Numa das nossas últimas manhãs na floresta húmida, acordámos entorpecidos depois de uma noite de sono interrompida pelo incessante latido dos adoráveis, mas ruidosos, cães de pêlo avermelhado do posto de investigação.

“Acho que mataram um opossum”, disse Dalton, bocejando. Sem pestanejar, Brian perguntou alegremente: “E tem abelhas em cima?”

Brian tem uma paixão profunda por moscas, mas reconhece que as outras pessoas podem precisar de ser convencidas. Certa manhã, no posto de investigação, conversei com ele sobre a importância do seu trabalho e os desafios de o transmitir aos outros.

mapa

Bacia de biodiversidade. A bacia  amazónica é rica em espécies vegetais e animais, sobretudo insectos. Cada local de estudo na floresta tropical revelou espécies desconhecidas  para a ciência.

Quando faz apresentações ao público, Brian gosta de explicar que as moscas são os grandes recicladores da natureza.
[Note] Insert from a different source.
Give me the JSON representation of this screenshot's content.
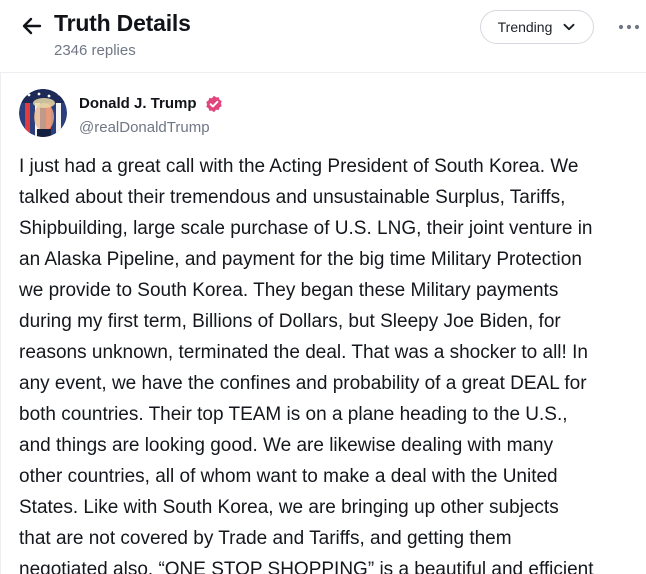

As larvas das moscas consomem resíduos alimentares, folhas caídas, animais mortos e fezes e transformam tudo em nutrientes que podem ser utilizados por outras criaturas. As moscas da fruta, que partilham cerca de 60% dos seus genes com os seres humanos, são fundamentais para a investigação genética. “E se as pessoas forem completamente cínicas, eu digo-lhes que as moscas polinizam o cacau. Sem moscas, não haveria chocolate.”
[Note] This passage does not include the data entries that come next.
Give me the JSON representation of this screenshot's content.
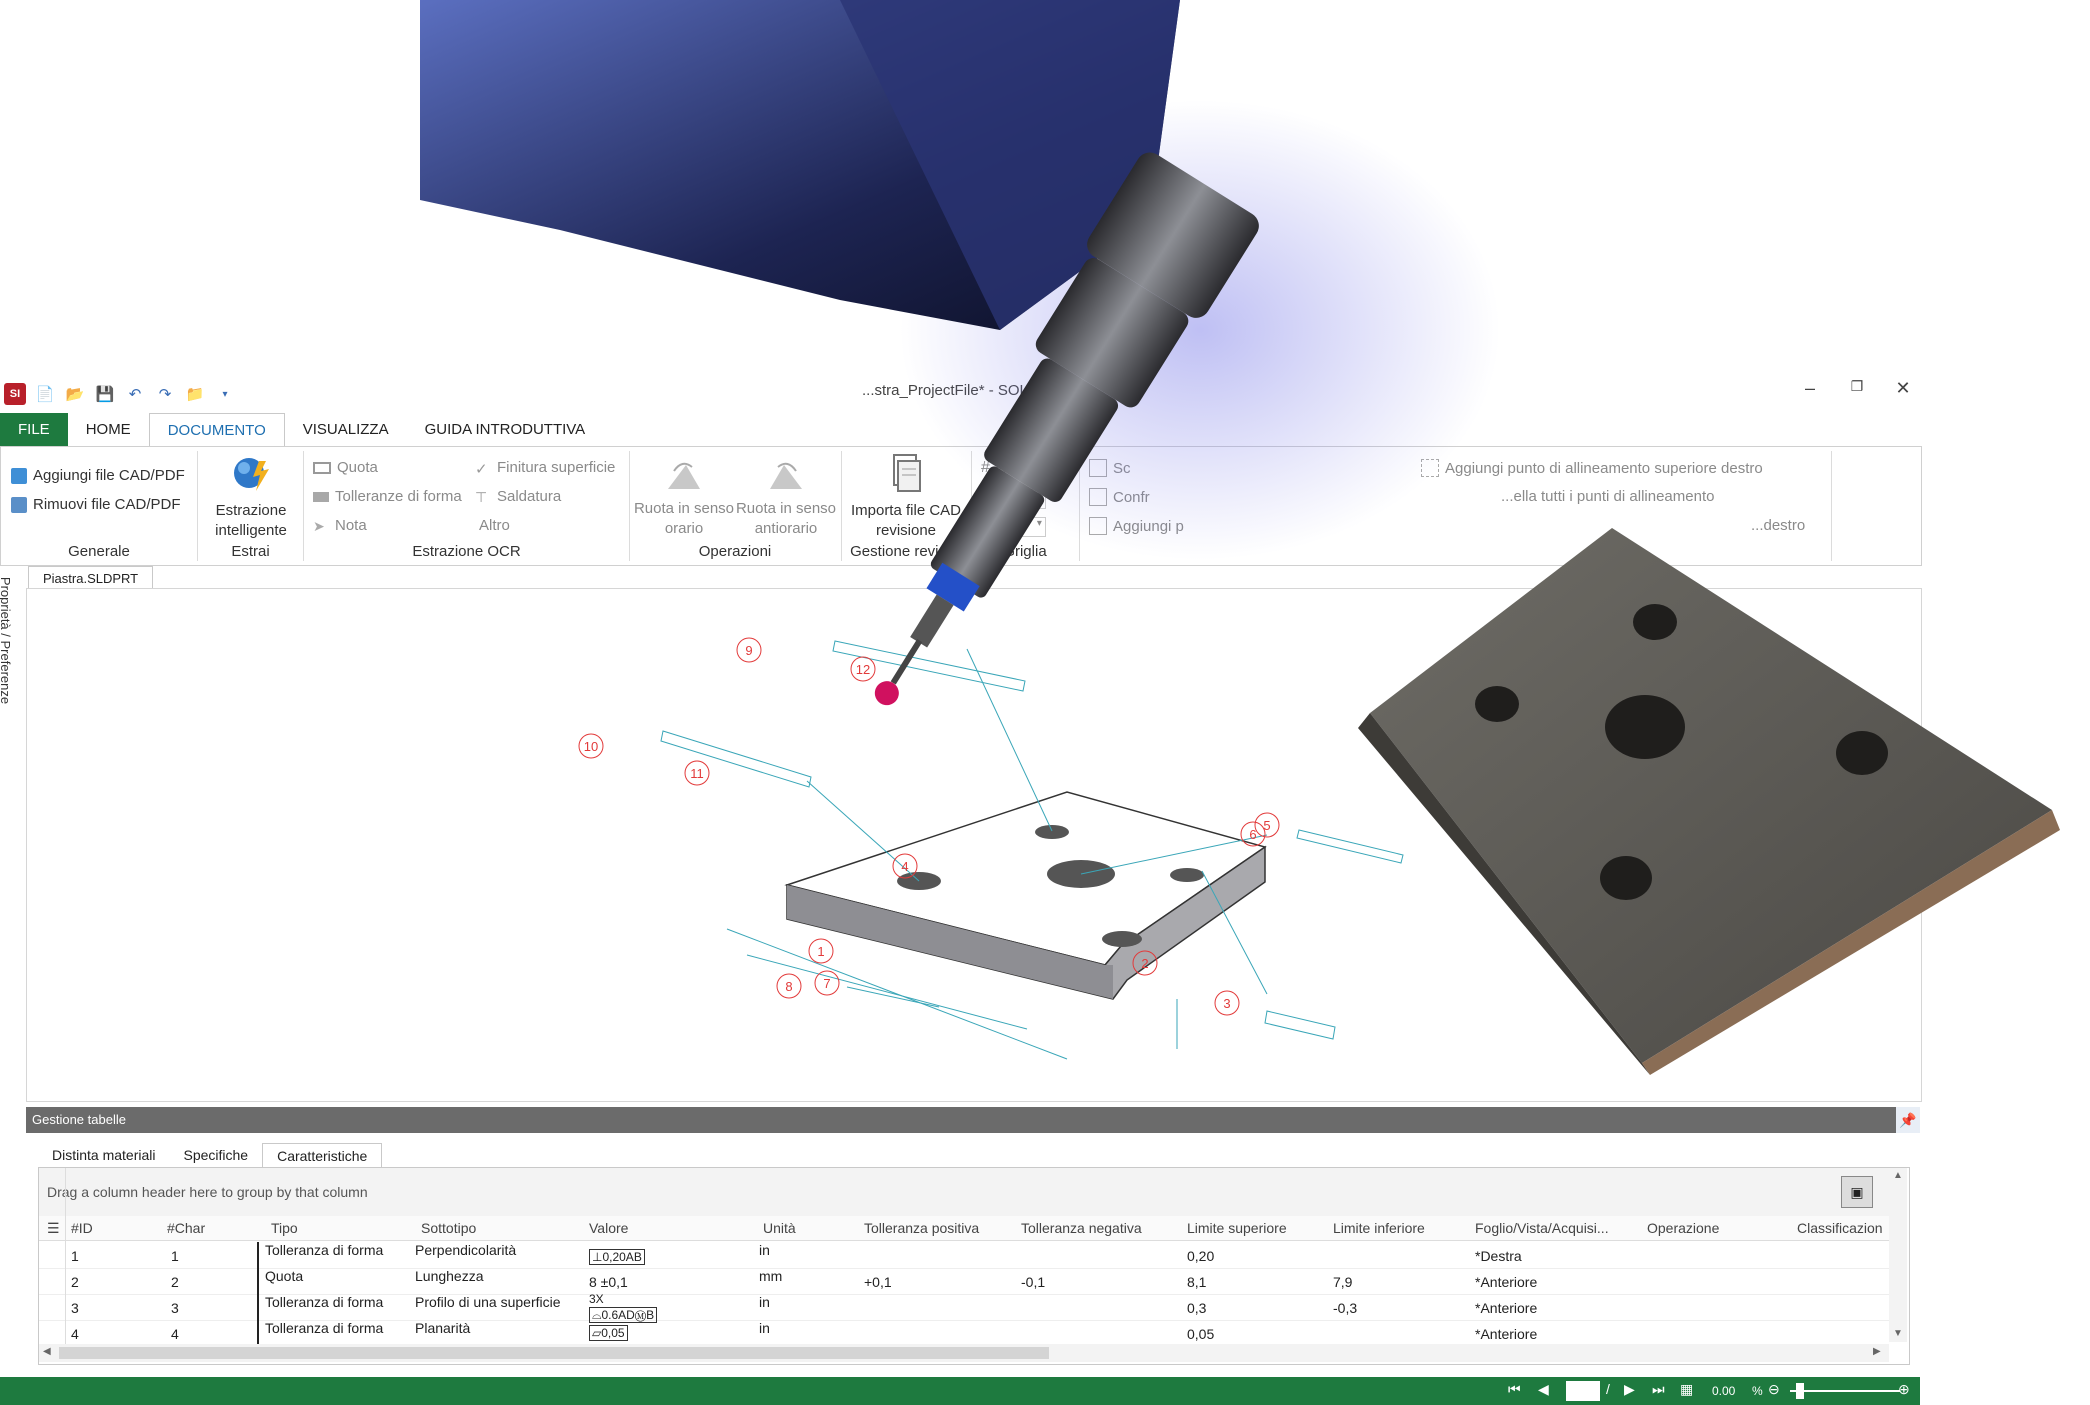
{
  "window": {
    "title": "...stra_ProjectFile* - SOLID..."
  },
  "ribbon": {
    "tabs": [
      "FILE",
      "HOME",
      "DOCUMENTO",
      "VISUALIZZA",
      "GUIDA INTRODUTTIVA"
    ],
    "generale": {
      "add": "Aggiungi file CAD/PDF",
      "remove": "Rimuovi file CAD/PDF",
      "label": "Generale"
    },
    "estrai": {
      "smart1": "Estrazione",
      "smart2": "intelligente",
      "label": "Estrai"
    },
    "ocr": {
      "quota": "Quota",
      "tolleranze": "Tolleranze di forma",
      "nota": "Nota",
      "finitura": "Finitura superficie",
      "saldatura": "Saldatura",
      "altro": "Altro",
      "label": "Estrazione OCR"
    },
    "operazioni": {
      "cw1": "Ruota in senso",
      "cw2": "orario",
      "ccw1": "Ruota in senso",
      "ccw2": "antiorario",
      "label": "Operazioni"
    },
    "revisione": {
      "imp1": "Importa file CAD",
      "imp2": "revisione",
      "label": "Gestione revisi..."
    },
    "griglia": {
      "grid": "Griglia",
      "label": "Griglia"
    },
    "cfr": {
      "sc": "Sc",
      "confr": "Confr",
      "aggiungi": "Aggiungi p"
    },
    "align": {
      "add_sup": "Aggiungi punto di allineamento superiore destro",
      "all": "...ella tutti i punti di allineamento",
      "destro": "...destro"
    }
  },
  "side": {
    "label": "Proprietà / Preferenze"
  },
  "document": {
    "tab": "Piastra.SLDPRT"
  },
  "balloons": [
    "9",
    "12",
    "10",
    "11",
    "4",
    "5",
    "6",
    "1",
    "2",
    "3",
    "8",
    "7"
  ],
  "panel": {
    "title": "Gestione tabelle",
    "tabs": [
      "Distinta materiali",
      "Specifiche",
      "Caratteristiche"
    ],
    "hint": "Drag a column header here to group by that column",
    "columns": [
      "#ID",
      "#Char",
      "Tipo",
      "Sottotipo",
      "Valore",
      "Unità",
      "Tolleranza positiva",
      "Tolleranza negativa",
      "Limite superiore",
      "Limite inferiore",
      "Foglio/Vista/Acquisi...",
      "Operazione",
      "Classificazion"
    ],
    "rows": [
      {
        "id": "1",
        "char": "1",
        "tipo": "Tolleranza di forma",
        "sottotipo": "Perpendicolarità",
        "valore": "⊥0,20AB",
        "unita": "in",
        "tolpos": "",
        "tolneg": "",
        "limsup": "0,20",
        "liminf": "",
        "foglio": "*Destra"
      },
      {
        "id": "2",
        "char": "2",
        "tipo": "Quota",
        "sottotipo": "Lunghezza",
        "valore": "8 ±0,1",
        "unita": "mm",
        "tolpos": "+0,1",
        "tolneg": "-0,1",
        "limsup": "8,1",
        "liminf": "7,9",
        "foglio": "*Anteriore"
      },
      {
        "id": "3",
        "char": "3",
        "tipo": "Tolleranza di forma",
        "sottotipo": "Profilo di una superficie",
        "valore": "3X",
        "valore2": "⌓0.6ADⓂB",
        "unita": "in",
        "tolpos": "",
        "tolneg": "",
        "limsup": "0,3",
        "liminf": "-0,3",
        "foglio": "*Anteriore"
      },
      {
        "id": "4",
        "char": "4",
        "tipo": "Tolleranza di forma",
        "sottotipo": "Planarità",
        "valore": "⏥0,05",
        "unita": "in",
        "tolpos": "",
        "tolneg": "",
        "limsup": "0,05",
        "liminf": "",
        "foglio": "*Anteriore"
      }
    ]
  },
  "status": {
    "zoom": "0.00",
    "pct": "%",
    "slash": "/"
  },
  "colors": {
    "accent": "#1e7a3f",
    "active_tab": "#1e6fb0",
    "balloon": "#e23a3a",
    "annotation": "#3aa6b8"
  }
}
Perguntei-lhe que  mais  poderia  acontecer se as populações de moscas desaparecessem. Enquanto focava a lente de uma lupa para examinar uma nova espécie de Phoridae, ele perguntou-me: “Já ouviu falar na parábola dos rebites de Paul e Anne Ehrlich?”

Não, nunca ouvira falar nela.

“Imagine que está num avião e vê rebites a soltarem-se da asa. Nessa altura, fala com o passageiro a seu lado e este diz-lhe: ‘Oh, provavelmente não precisamos desses rebites todos.’ Estão todos a fazer mais ou menos a mesma coisa e se nos livrarmos de alguns, não fará diferença.”

Eu disse-lhe que a alegoria era assustadora.

“É assim que as espécies funcionam nos ecossistemas. As pessoas que não se importam, alegam que meia dúzia de moscas Phoridae não farão falta, mas, a certa altura, chegaremos a um ponto em que os ecossistemas deixarão de ser sustentáveis.” Brian fez uma pausa, deixando os guinchos, chilreios e coaxos da floresta húmida encherem o ar. Depois suspirou, levantou-se e começou a juntar o equipamento para voltar à torre.